DURHAM, N.C. — Vice President Kamala Harris toured a senior center in Durham, North Carolina, on Thursday and spoke about efforts to reduce drug prices for seniors. Following the tour, Harris talked about the Inflation Reduction Act and what it will do to lower prescription drug costs for seniors.

Starting next year, Medicare recipients will have a cap of $35 a month for insulin. And starting in 2025, seniors will have a $2,000 annual cap on what they have to pay for prescription drugs.

“For years, the largest drug companies have made billions of dollars in profits selling drugs for 10 to 100 times the cost of what they make,” Harris said.


What You Need To Know

  • Vice President Kamala Harris toured a senior center in Durham, North Carolina, on Thursday and spoke about efforts to reduce drug prices for seniors

  • The Inflation Reduction Act allows Medicare to negotiate drug costs with pharmaceutical companies

  • The new law will cap insulin costs at $35 a month starting next year and cap annual prescription drug costs for Medicare recipients at $2,000 a year starting in 2025

  • This was Harris' fifth visit to North Carolina since taking office

“Access to health care should be a right, not a privilege for those who can afford it,” she said. “It’s about your health and it’s about more. We’re talking about an essential need. We’re not talking about a luxury.”

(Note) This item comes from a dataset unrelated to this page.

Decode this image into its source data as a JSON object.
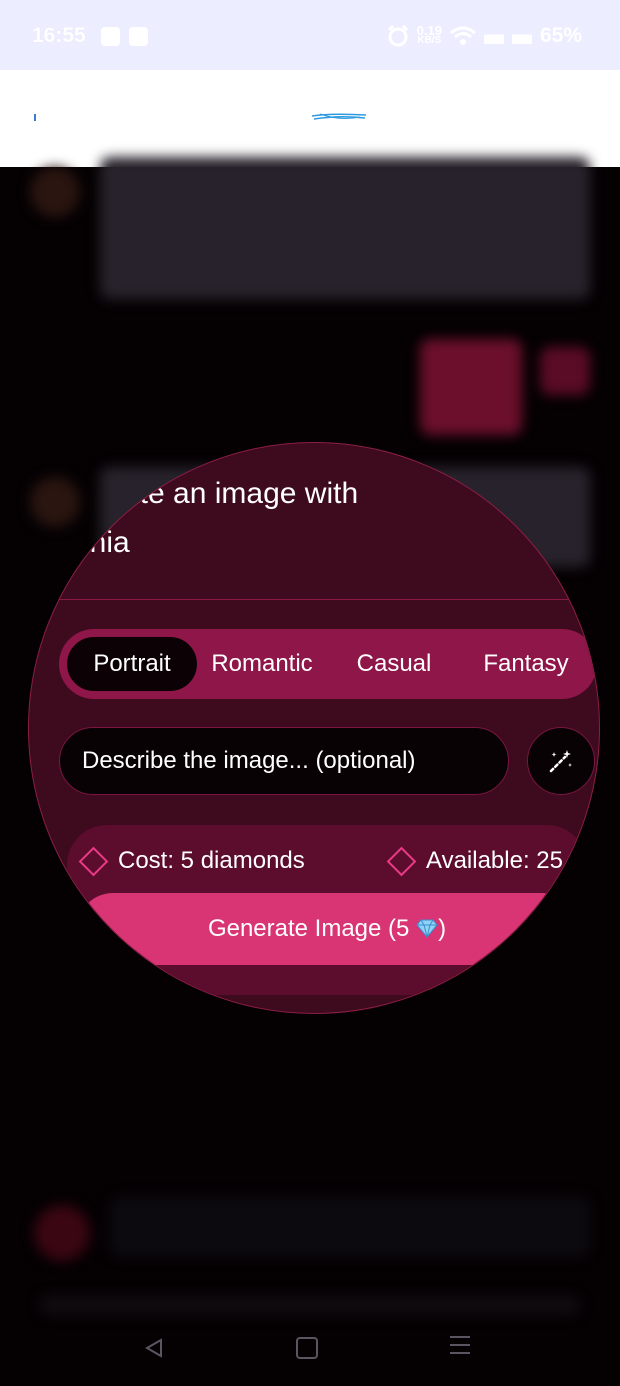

“Our seniors for so long have been saying, ‘Our prescription medication is just too expensive,’” Harris said in an exclusive interview with Spectrum News 1's Mary Helen Jones after her speech.  

“So many of our seniors, as we were talking to today in Durham, have over a dozen different prescriptions,” Harris said.

The visit to the Durham Center for Senior Life is part of the vice president’s fifth visit to North Carolina since the Biden administration took office.

Gov. Roy Cooper, introducing Harris, said elected officials have a responsibility to take care of people as they age.

"How are we going to treat them?" Cooper said. "Do we make them choose between food and medicine? Too many have to."

Harris said 9% of seniors in the country live in poverty, and for women over 80, that number is 14%.

“Millions of seniors still struggle to afford the health care they need and deserve,” she said. Many on Medicare have to pay more than $100 a month for insulin to treat diabetes and can spend up to $10,000 a year for prescription drugs.

She said many people have had to ration their insulin when they can’t afford to refill their prescription.

“A diabetic who goes for too long without insulin could fall into a coma or even die,” she said.

President Joe Biden signed the Inflation Reduction Act into law Aug. 16, which includes broad changes to taxes, climate change and health care.

A major change to health care is requiring Medicare to negotiate drug prices with pharmaceutical companies. Before the new law, a 2003 federal law prohibited Medicare from negotiating better costs on prescription drugs.

“The pharmaceutical industry has argued that allowing the government to negotiate drug prices would stifle innovation,” according to the Kaiser Family Foundation, which tracks health care policy.

Harris’ visit to Durham came hours before the president was expected to make a major speech in Pennsylvania on the “soul of the nation” and what he says are threats to democracy from former President Donald Trump and his supporters.

After her speech, Harris told Spectrum News 1 that any federal laws on abortion could hinge on the Senate race in North Carolina between Republican Ted Budd and Democrat Cheri Beasley.

“You’ve got a big Senate race here in North Carolina. The outcome of this issue here for the women America might rest on the Senate race in North Carolina," Harris said.

“Elections matter. And the election right here in North Carolina will matter," she said after the speech.

After her visit to the senior center, Harris planned to participate in a Democratic fundraiser in Durham before returning Thursday to Washington, D.C.